Le temps estival ne pouvait raisonnablement pas durer tout le mois d'avril, et c'est sous un ciel franchement plombé que nous prenons la route de Rigny-Ussé pour le premier château du jour. Si cette ravissante demeure privée ressemble à un château de conte de fées, c'est normal : c'en est un ! C'est en effet là qu'un certain Charles Perrault mit en scène La Belle au bois dormant, bien avant que Disney ne s'inspire du château de Neuschwanstein pour l'adaptation en dessin animé, son logo et ses parcs d'attraction. Prends ça, Louis II de Bavière !


Les propriétaires ont fait les choses en grand et ont également ouvert au public leur superbe chapelle gothique-Renaissance, la sellerie et les caves troglodytes, peuplées de mannequins en plein pressage. On est dans une région viticole et on ne vous laissera pas l'oublier ! A l'intérieur, les châtelains ont fait le choix de se passer d'artistes contemporains et de mettre leur délicieux mobilier 18è en valeur avec des costumes allant de la Régence aux années 1930. Thème de cette année : les vêtements d'été (traduction, les femmes portent toujours douze épaisseurs de jupes, mais dans des tissus légers). Autant dire que la touriste qui entretient une légère passion pour les crinolines, les robes à tournure et les chapeaux cloche (= bibi) en a pour son argent !
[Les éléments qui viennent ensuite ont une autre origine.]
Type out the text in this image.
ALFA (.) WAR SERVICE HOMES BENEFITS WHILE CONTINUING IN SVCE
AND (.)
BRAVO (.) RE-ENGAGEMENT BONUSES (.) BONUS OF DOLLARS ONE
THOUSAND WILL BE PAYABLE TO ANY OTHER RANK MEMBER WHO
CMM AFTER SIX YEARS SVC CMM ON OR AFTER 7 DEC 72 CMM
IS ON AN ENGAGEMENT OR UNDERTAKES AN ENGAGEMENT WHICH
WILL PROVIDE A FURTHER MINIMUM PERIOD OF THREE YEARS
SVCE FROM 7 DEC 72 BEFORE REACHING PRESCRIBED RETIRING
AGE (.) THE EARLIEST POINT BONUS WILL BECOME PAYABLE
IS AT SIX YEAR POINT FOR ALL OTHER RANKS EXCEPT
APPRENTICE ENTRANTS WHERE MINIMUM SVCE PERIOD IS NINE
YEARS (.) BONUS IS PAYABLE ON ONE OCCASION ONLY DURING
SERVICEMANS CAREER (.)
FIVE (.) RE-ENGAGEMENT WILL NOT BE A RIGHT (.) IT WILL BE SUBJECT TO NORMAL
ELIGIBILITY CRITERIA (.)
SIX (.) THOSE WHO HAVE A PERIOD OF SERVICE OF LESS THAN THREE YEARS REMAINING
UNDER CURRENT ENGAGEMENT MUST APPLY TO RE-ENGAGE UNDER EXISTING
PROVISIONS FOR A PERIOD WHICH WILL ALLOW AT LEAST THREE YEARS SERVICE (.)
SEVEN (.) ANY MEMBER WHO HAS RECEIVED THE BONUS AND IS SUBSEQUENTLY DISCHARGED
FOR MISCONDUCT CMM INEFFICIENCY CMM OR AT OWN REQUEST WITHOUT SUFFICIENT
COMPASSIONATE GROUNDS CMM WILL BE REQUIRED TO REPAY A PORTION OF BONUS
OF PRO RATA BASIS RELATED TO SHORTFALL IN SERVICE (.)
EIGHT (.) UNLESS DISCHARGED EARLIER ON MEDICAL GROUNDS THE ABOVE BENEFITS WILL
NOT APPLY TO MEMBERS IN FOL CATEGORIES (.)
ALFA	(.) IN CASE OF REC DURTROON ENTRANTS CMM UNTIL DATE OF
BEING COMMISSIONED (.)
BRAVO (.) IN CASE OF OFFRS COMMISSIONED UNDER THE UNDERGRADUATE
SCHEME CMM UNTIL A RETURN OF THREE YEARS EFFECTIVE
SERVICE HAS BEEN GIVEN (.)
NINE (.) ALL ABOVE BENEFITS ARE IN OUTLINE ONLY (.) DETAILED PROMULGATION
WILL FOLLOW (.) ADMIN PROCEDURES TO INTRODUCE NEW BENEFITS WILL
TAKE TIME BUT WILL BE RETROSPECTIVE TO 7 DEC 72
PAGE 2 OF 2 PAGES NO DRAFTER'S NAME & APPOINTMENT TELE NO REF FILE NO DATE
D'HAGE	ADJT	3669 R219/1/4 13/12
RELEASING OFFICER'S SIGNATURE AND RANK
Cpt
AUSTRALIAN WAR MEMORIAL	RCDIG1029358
Evidemment, quand on a accueilli La Belle au bois dormant, on est presque obligé de jouer dessus, et c'est exactement ce que les propriétaires ont fait : le chemin de ronde est bordé de reconstitutions de scènes du conte, avec mannequins supplémentaires et robes qui brillent à gogo, qui font complètement oublier de regarder le paysage à l'extérieur. La balade nous fait traverser un grenier aux vieilleries couvertes d'environ dix centimètres de poussière, qui donne l'impression que tout ça n'est guère plus qu'une maison bourgeoise familiale ayant un jour vu passer un auteur célèbre. Ussé est un château adorable, mais il n'est pas réputé pour ses jardins, et c'est tant mieux pour nous : la pluie vient nous rappeler que nous sommes censés ne pas nous découvrir d'un fil, et nous bien contents que les jardins soient petits. Le temps de faire quelques photos extérieures, et nous battons en retraite vers la voiture.

Fontevraud

Tous ces châteaux, c'est bien gentil, mais il n'y a pas que ça dans la région. Prochaine arrêt, donc, l'abbaye de Fontevraud, fondée en 1101 par un prédicateur breton super en avance sur son temps, qui voulait absolument en faire un ordre mixte, puis double, avec une femme aux manettes et des moines subordonnés aux moniales. Le concept d'égalité des sexes étant un peu révolutionnaires au 12è siècle, ça ne passe pas bien, mais le bonhomme tient bon, et l'abbaye passera aux mains de 36 abbesses différentes jusqu'à la Révolution. Girl power! Tout ce petit monde est mis dehors par les révolutionnaires, et en 1804, Napoléon fait main basse sur Fontevraud pour en faire une prison. Voilà pour la partie histoire.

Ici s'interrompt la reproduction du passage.